OpenAI and other firms are using synthetic data to train AI models

Advanced AI models now being trained using computer-made 'synthetic' data

Image:
Advanced AI models now being trained using computer-made 'synthetic' data

Major tech firms developing generative AI models are actively exploring a new approach to acquiring the vast amounts of information they need for their advanced models: creating it from scratch using computer-generated data.

Players like Microsoft, OpenAI, and Cohere are employing synthetic data to train their large language models (LLMs), primarily due to the constraints in the availability of human-made data.

Microsoft-backed OpenAI's introduction of ChatGPT in November sparked a wave of products this year, from companies including Google and Anthropic. These products can generate plausible text, code or images when provided with simple prompts.

The large language models (LLMs) that drive chatbots like ChatGPT and Google's Bard primarily depend on web scraping techniques to gather data from digitised books, news articles, social media, search queries, images, videos and other online sources.

After gathering the data, humans refine the information and fill in any gaps in the dataset. This process is commonly referred to as "reinforcement learning by human feedback" (RLHF).

The diverse range of data enables chatbots to provide comprehensive and contextually relevant responses to user queries and prompts.

However, as generative AI tools becomes more advanced, AI companies are starting to encounter significant challenges related to data access and privacy. Additionally, developers have observed that relying solely on generic data sourced from the web is no longer sufficient to achieve further advancements in AI model performance.

In order to continue improving, AI models will need access to unique and sophisticated data sets. These specialised datasets may need to be curated and generated by domain experts such as scientists, doctors, and engineers.

Alternatively, AI companies may seek to acquire proprietary data from large corporations, which could provide valuable insights and unique information.

But human-created data can be very costly and time-consuming to collect.

Computer-generated synthetic data offers a cost-effective solution to this challenge.

The CEO of AI firm Cohere, Aiden Gomez, told the Financial Times that synthetic data is already actively employed in training AI models, but its adoption is not widely publicised.

A notable example he cited involves training a model in advanced mathematics. In this approach, two AI models take on the roles of a teacher and a student, engaging in a discussion about a specific topic, such as trigonometry.

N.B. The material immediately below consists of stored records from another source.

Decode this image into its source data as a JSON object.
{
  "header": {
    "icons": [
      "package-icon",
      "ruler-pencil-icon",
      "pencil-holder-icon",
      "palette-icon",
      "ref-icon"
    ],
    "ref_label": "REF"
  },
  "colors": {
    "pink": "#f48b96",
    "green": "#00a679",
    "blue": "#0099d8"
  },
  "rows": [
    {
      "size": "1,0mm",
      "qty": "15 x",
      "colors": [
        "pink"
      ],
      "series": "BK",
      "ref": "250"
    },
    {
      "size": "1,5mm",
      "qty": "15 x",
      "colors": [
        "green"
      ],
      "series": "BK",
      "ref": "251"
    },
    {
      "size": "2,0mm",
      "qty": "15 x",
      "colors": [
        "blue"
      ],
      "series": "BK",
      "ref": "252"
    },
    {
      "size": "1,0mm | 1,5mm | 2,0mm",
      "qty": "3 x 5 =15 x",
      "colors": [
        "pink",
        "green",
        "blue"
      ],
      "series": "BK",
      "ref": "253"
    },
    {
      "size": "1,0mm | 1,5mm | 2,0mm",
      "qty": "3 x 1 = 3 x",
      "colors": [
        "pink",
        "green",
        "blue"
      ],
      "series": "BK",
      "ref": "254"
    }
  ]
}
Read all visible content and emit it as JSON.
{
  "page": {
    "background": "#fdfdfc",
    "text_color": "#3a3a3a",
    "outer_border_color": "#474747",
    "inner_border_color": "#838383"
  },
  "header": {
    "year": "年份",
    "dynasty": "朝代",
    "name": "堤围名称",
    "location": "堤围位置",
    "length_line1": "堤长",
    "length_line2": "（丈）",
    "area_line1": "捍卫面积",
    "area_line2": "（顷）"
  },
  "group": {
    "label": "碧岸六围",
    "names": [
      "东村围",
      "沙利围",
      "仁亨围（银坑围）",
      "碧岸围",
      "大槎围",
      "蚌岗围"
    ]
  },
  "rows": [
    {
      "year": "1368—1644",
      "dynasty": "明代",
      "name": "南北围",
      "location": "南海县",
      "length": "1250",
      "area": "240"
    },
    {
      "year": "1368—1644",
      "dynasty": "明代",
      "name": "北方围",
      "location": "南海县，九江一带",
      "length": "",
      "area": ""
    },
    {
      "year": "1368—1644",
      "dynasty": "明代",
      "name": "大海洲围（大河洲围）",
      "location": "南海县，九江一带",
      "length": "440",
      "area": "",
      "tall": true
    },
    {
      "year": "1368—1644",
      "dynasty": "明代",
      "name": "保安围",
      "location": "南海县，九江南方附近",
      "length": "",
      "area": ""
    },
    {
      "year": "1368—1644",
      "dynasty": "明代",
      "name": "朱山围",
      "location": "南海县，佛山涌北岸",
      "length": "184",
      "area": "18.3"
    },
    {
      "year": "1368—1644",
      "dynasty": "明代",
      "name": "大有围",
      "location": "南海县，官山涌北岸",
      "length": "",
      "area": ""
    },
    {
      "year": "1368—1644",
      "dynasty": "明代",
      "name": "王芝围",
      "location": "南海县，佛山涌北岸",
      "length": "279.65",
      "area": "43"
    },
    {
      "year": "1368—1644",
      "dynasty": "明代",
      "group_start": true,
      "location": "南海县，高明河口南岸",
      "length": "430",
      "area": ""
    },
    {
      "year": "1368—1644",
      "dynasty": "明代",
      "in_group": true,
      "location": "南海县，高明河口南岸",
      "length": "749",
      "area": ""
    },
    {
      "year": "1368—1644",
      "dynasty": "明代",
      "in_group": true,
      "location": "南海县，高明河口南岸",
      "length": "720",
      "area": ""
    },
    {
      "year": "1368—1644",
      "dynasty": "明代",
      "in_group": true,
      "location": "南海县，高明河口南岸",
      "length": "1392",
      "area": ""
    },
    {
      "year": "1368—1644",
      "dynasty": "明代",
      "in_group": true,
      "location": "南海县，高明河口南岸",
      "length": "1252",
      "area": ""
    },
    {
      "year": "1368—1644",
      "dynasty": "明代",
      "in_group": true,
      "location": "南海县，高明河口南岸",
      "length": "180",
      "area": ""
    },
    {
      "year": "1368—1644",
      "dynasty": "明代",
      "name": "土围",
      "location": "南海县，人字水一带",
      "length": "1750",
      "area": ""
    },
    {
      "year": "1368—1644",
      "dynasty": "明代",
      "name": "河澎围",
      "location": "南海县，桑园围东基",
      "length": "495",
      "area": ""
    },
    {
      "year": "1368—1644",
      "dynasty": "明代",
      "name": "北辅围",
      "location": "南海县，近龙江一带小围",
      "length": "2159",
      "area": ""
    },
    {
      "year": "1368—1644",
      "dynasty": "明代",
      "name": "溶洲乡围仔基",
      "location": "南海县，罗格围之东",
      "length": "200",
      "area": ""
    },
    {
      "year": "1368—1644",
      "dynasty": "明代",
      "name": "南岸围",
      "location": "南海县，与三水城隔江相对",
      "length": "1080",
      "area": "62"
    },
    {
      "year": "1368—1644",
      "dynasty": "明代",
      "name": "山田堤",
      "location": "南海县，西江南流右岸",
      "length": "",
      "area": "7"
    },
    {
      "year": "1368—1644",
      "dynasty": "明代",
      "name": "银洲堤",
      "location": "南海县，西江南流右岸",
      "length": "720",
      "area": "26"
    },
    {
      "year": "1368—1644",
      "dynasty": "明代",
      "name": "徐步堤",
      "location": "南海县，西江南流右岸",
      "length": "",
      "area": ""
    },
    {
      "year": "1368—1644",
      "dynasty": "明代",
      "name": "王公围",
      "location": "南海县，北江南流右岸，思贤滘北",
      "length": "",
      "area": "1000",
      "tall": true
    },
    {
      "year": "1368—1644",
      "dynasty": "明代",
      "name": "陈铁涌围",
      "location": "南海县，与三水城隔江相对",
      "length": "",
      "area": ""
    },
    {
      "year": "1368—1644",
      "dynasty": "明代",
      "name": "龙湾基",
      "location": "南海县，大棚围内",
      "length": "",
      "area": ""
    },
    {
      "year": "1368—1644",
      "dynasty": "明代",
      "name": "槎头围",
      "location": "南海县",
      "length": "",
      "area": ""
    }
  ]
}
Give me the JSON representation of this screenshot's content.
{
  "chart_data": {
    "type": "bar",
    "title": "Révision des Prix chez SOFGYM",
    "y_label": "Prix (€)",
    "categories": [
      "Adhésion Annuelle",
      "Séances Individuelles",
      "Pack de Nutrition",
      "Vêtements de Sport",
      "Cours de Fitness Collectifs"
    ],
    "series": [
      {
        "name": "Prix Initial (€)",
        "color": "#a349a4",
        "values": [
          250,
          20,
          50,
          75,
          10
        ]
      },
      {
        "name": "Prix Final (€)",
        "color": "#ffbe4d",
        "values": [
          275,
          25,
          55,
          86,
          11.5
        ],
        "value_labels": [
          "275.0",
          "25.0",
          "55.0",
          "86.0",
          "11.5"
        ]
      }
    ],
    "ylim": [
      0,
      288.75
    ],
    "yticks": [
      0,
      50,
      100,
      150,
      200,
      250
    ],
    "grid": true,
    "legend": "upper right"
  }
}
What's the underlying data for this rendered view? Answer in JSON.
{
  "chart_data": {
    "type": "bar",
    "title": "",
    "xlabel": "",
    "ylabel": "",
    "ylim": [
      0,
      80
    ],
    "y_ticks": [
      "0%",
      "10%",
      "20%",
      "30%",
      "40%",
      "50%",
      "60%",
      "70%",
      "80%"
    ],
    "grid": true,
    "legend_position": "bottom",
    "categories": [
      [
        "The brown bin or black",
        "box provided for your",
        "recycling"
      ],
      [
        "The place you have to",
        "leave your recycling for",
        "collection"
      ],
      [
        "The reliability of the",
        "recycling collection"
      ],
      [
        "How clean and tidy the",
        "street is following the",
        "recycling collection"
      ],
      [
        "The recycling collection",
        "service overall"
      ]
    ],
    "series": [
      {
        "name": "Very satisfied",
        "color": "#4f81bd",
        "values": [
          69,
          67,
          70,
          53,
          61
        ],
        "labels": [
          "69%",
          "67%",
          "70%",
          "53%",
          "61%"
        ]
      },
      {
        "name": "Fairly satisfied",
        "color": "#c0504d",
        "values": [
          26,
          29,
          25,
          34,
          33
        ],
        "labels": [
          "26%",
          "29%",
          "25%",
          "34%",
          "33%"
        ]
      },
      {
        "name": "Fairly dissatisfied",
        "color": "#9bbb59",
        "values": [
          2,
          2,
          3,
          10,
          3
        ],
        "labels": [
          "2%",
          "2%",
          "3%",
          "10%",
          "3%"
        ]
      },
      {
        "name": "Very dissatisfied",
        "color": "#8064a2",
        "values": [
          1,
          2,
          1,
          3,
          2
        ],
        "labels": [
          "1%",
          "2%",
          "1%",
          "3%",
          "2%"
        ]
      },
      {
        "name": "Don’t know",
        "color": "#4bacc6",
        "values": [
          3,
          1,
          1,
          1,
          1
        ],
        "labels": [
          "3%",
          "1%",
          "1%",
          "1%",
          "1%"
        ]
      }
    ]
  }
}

During the exchange, a human observer intervenes to correct any inaccuracies in the conversation. This interactive process helps the AI models learn and improve their understanding of complex mathematical concepts effectively.

Last year, a collaborative team of researchers from MIT, the MIT-IBM Watson AI Lab, and Boston University developed a synthetic dataset containing 150,000 video clips, capturing diverse human actions. This dataset served as training material for their machine-learning models.

Subsequently, the researchers exposed these models to six datasets comprising real-world videos to assess their ability to recognise actions in those clips.

Surprisingly, the models trained on synthetic data outperformed those trained on real data, especially in videos with fewer background objects.

The finding suggested that synthetic data can be a valuable resource for training machine-learning models.

The Financial Times highlights a research paper by Microsoft Research titled 'Textbooks Are All You Need.'

The paper [pdf] illustrated how training a coding model using high-quality textbook data resulted in impressive performance on coding tasks.

A recent Microsoft study has demonstrated the efficacy of synthetic data in training smaller and less complex models. In one example, a synthetic dataset of short stories, generated using GPT-4, was successfully used to train a simple language model.

The trained model was able to generate coherent and grammatically correct stories, showcasing the potential of synthetic data in training efficient AI models.

Startups have emerged to serve the market for synthetic data services. Companies like Scale AI and Gretel.ai say their datasets address concerns around preserving privacy and eliminating biases.

However, critics warn that the use of AI-generated raw data could lead to the degradation of AI technology over time, due to the inclusion of falsehoods and inaccuracies.

Nevertheless, AI researchers view synthetic data as a promising path towards achieving superintelligent AI.